The American Civil Liberties Union says the state ban is based on stereotypes that are not grounded in science or social research.
“The state has claimed that gay people are incapable of being good parents, that children are better off with a mother and a father, that gay people are more likely to commit child sex abuse, expose children to domestic violence and spread HIV to the foster children in their care,” it said in a statement.
Suing the state are two gay men from Little Rock, a lesbian from Fayetteville and a heterosexual Waldron man whose gay son sometimes lives at home. They say the review board’s decision violates their rights to privacy and equal protection guaranteed by the Arkansas and U.S. constitutions.

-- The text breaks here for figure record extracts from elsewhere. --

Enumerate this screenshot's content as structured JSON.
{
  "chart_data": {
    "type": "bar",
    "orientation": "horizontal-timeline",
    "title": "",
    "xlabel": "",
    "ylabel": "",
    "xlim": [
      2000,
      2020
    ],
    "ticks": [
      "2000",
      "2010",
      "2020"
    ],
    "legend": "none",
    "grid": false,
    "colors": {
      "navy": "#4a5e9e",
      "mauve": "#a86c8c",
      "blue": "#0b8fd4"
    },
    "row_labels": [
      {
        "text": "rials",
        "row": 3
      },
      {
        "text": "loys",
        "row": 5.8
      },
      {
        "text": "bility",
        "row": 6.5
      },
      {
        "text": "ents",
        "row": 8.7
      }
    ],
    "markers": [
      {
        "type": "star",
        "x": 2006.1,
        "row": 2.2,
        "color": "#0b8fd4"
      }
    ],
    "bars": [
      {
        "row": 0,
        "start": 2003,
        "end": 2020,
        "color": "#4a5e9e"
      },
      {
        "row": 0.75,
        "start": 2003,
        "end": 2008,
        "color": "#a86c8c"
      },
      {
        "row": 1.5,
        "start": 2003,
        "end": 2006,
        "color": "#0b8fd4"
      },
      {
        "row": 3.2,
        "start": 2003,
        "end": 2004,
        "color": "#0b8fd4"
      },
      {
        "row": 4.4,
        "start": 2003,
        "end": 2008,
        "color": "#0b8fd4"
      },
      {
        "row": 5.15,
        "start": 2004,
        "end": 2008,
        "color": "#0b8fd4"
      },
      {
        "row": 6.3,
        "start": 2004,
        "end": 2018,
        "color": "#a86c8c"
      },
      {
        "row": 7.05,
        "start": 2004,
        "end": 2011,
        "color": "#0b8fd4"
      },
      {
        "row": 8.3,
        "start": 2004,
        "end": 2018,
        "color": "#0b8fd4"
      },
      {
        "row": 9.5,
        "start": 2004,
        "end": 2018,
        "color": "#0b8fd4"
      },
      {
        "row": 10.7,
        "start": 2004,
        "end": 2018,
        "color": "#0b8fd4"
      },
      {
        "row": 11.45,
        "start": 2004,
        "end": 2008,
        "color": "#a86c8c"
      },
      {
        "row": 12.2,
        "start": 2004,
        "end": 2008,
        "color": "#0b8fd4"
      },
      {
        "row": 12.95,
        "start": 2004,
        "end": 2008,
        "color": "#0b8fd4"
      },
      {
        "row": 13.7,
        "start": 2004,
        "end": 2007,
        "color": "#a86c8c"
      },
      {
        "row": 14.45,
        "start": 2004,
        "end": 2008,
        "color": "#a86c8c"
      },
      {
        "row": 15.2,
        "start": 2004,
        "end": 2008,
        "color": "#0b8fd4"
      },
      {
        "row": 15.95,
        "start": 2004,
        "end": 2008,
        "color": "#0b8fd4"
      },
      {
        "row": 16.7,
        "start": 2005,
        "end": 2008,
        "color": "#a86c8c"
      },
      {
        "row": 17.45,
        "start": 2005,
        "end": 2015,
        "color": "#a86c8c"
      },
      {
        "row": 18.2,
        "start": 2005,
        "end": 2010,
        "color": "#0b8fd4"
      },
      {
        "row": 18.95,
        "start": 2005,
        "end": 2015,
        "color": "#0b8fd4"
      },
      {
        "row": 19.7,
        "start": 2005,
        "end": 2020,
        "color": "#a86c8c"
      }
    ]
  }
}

Under the ban, the welfare board imposes an “ask, but you don’t have to tell” policy. Department of Human Services caseworkers ask prospective foster parents if they are gay. If the potential parents say that they are not, the department is to take them at their word.
The ban covers only foster children; there is no similar law or rule barring full adoptions by gays and lesbians.
The ACLU said Nebraska is the only other state to ban gay foster parents and that Florida bans adoptions by any gay or lesbian, while Mississippi bans adoptions by gay couples.
The initial Arkansas welfare board plan would have also barred unmarried heterosexuals from serving as foster parents, but that prohibition was dropped during a public comment period.
The number of gay couples who want to serve as foster parents is not known. Census Bureau figures show that the number of Arkansas same-sex couples who shared a home in 2000 totaled 4,423 – or 0.42 percent of the state’s 1.04 million homes.
Gay rights issues have taken center stage nationally since the Massachusetts Supreme Court issued a ruling legalizing same-sex marriage, though the Arkansas foster family case predates it by years.
Two years ago, Arkansas’ Supreme Court ruled the state’s anti-sodomy law unconstitutional, calling it an improper invasion of privacy.